It's been a long time since mobile phones were used solely as phones. Banking transactions are carried out, event tickets purchased, and music consumed — all on mobile phones. But the variety of applications also means increased security risks for users. To protect confidential data (and thus, safeguard privacy), the SEPIA (Secure, Embedded Platform with advanced process Isolation and Anonymity capabilities) EU project has been established.
More and more people are using mobile phones for an increasing number of purposes and the cell phone has become a personal electronic assistant for all occasions.

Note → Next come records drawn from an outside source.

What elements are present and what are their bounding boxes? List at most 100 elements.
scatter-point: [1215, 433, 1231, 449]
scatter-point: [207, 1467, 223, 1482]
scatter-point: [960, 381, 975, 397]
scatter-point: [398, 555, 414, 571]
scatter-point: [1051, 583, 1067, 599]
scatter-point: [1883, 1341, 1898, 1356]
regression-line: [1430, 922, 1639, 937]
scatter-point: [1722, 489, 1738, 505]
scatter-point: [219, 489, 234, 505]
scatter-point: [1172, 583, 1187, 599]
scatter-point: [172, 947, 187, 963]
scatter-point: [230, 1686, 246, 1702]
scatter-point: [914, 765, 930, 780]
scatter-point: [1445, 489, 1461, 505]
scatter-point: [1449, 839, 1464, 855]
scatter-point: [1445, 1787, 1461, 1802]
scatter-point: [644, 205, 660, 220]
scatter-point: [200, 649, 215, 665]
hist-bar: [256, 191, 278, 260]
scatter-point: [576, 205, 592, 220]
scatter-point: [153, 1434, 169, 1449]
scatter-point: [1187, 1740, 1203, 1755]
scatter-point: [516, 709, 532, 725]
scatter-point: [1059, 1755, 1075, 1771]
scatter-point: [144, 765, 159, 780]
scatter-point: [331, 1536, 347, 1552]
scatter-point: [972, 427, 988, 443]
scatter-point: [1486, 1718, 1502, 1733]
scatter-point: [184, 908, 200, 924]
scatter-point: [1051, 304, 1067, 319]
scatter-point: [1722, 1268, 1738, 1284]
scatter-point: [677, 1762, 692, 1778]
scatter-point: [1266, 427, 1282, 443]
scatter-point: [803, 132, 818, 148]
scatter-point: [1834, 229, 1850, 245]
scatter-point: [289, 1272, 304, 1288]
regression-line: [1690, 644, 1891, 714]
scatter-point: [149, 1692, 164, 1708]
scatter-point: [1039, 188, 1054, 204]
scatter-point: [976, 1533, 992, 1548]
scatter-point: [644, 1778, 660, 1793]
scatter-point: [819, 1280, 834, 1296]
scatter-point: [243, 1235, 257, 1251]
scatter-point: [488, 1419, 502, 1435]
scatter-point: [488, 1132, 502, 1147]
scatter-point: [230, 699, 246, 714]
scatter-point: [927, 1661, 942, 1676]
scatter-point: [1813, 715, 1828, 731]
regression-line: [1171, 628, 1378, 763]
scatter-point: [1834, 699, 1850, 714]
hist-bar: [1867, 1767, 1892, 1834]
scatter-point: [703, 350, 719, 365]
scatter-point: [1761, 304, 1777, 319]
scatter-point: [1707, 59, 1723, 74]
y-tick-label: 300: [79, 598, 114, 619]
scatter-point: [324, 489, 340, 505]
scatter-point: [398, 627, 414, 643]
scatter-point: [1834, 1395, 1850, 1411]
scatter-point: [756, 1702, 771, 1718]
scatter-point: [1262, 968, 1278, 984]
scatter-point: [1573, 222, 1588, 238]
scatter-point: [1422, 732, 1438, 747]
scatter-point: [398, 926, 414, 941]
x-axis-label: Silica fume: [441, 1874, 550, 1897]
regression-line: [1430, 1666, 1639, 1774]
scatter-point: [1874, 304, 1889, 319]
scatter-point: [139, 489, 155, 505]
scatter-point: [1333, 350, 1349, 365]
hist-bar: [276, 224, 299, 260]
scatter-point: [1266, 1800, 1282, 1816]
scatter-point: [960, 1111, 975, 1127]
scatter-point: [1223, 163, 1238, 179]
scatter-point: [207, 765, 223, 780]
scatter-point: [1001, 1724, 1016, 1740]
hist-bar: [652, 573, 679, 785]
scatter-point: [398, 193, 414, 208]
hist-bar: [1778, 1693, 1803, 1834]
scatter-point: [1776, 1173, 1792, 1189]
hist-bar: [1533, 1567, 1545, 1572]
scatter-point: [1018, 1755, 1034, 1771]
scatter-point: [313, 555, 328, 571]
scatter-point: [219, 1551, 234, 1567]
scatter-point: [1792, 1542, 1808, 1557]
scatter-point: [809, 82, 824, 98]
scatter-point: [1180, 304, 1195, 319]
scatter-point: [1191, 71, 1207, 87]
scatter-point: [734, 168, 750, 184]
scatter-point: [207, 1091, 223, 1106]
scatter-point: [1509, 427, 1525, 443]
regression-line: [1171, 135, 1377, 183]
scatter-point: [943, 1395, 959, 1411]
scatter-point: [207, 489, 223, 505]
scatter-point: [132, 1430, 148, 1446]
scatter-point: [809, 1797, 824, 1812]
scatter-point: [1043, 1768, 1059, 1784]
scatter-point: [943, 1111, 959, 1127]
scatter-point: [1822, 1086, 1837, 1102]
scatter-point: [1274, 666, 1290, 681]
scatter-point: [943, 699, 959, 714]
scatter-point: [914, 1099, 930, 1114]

"People play games on the mobile, buy concert tickets, and use it as a key for access control. Data is stored at every step to allow activities to be assigned to particular phones and thus to specific people," said Kurt Dietrich of the Institute of Applied Information Processing and Communication Technology (IAIK) of Graz University of Technology in Austria.
It’s especially difficult to protect the privacy of individual persons. "When a person executes an access control using a mobile, it is enough to know that the person has permission to enter the building. More information about that person and his or her further activities are not required and should remain confidential," Dietrich added.
In the framework of SEPIA, Graz University of Technology researchers in cooperation with leading companies in the field (including Infineon, ARM, and brightsight) are aiming to increase security for future generations of mobile phones. "Confidential data protection is [the] number one priority at all development levels — from design to the finished product," Dietrich said. Focus of the research at IAIK is on anonymity-preserving processes. Furthermore, the researchers want to develop new security mechanisms for mobile phone processors of the future.
SEPIA will focus on three topics: Security enhancements of mobile platforms, cryptography, and privacy protecting technologies, as well as delta-evaluation and certification methodologies. A major objective of SEPIA is to define a next-generation security-architecture for mobile and embedded systems, addressing topics such as isolated execution space, virtualization, and secure protection of confidential data. Moreover, privacy protecting mechanisms, based on strong cryptography and time- and cost-efficient certification processes, reducing the time from design to market, will be researched in the project. In SEPIA, establishing trustworthiness is seen as an asset that is considered right from the design phase rather than being addressed as add-on feature. SEPIA will include theoretical and practical research as well as the development of proof-of-concept prototypes. All these efforts will result in the SEPIA reference platform which will be disseminated via demonstrators and as an open platform for further research and product development.